Leer un libro es una de las más alucinantes aventuras de la mente. La lectura, aparte de ser un ejercicio de desciframiento e interpretación de un texto, es un diálogo interiorizado con una inteligencia ausente que se expresa a través de esa entidad tangible y muda que es el libro; una experiencia subjetiva que acapara todas las facultades del lector: razón, memoria, imaginación, emotividad; experiencia irrepetible y pasajera que deja en la mente un sedimento de impresiones y conocimientos. Si mediante la escritura el ser humano se apropia del mundo y transmite a la posteridad el testimonio de su paso por la historia, por la lectura supera esa situación que es propia de la humana condición: su aislamiento y soledad y, al contrario, lo integra al conocimiento del universo del que procede y al cual aspira retornar.
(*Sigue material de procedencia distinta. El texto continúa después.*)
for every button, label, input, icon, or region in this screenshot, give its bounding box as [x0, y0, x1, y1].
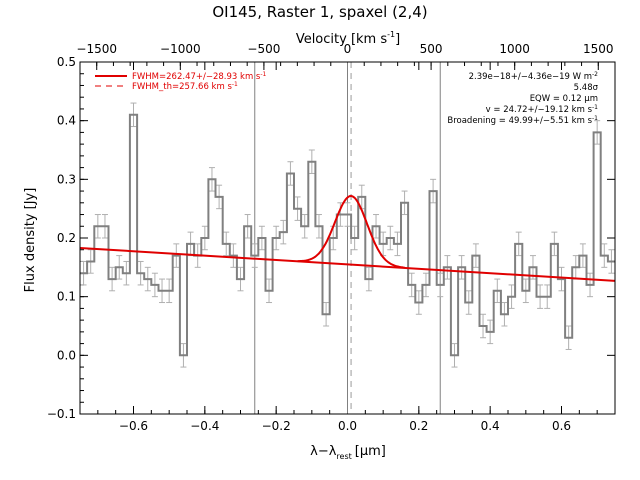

En sus “Confesiones” cuenta San Agustín que su conversión a la fe cristiana se inició un día en el que, abatido por sus indecisiones, caminaba por un bosque cuando, de entre la enramada, escuchó la voz de un niño que recitaba una cantilena que decía “tolle lege, tolle lege”: toma y lee. Aquello fue, para él, una auténtica epifanía: en sus manos tenía las cartas del apóstol Pablo, su lectura le abrió, al fin, ese camino que anhelaba. Al reflexionar sobre su experiencia, Agustín, un lector consumado, formuló, sin pretenderlo, la primera teoría de la lectura en Occidente.
Toma y lee: puede ser el llamado que un lector hace a otro lector para que siga su ejemplo; un “conócete a ti mismo” a través de la lectura; una disciplina que desvanece las tinieblas que nos sumen en la ignorancia.
Al pasar de la letra al espíritu, el lector asciende en la escala del conocimiento. La “lectio” se convierte en “meditatio”. De ahí el descubrimiento agustiniano de la “certeza interior”, de ahí su convencimiento de que la verdad hay que buscarla al interior de uno mismo.
Leer en silencio es cosa moderna. Supone disponer de un ámbito tranquilo, un espacio para la lectura (“la habitación propia” de Virginia Woolf), el estilo de vida de la burguesía que ya lo encontramos, y con creces, a finales del siglo XVI con Montaigne. El arte de la recitación –placer para el oído y la imaginación y que, al parecer, hoy se halla en extinción-, rememora los gozos que los aedos de otros tiempos solían ofrecer a refinados auditorios cuando, con voz sonora y pausada, declamaban los cadenciosos versos de Homero.
Hoy vivimos una civilización del ruido y en la que el silencio que auspicia la lectura ha sido sustituido por la irrupción de la imagen estrepitosa. La masa no lee; el lector silencioso y solitario ha pasado a ser un excéntrico. Modificar las formas esenciales de la percepción es edificar una civilización que, a la postre, hará del hombre un ser cada vez más melancólico y menos humano.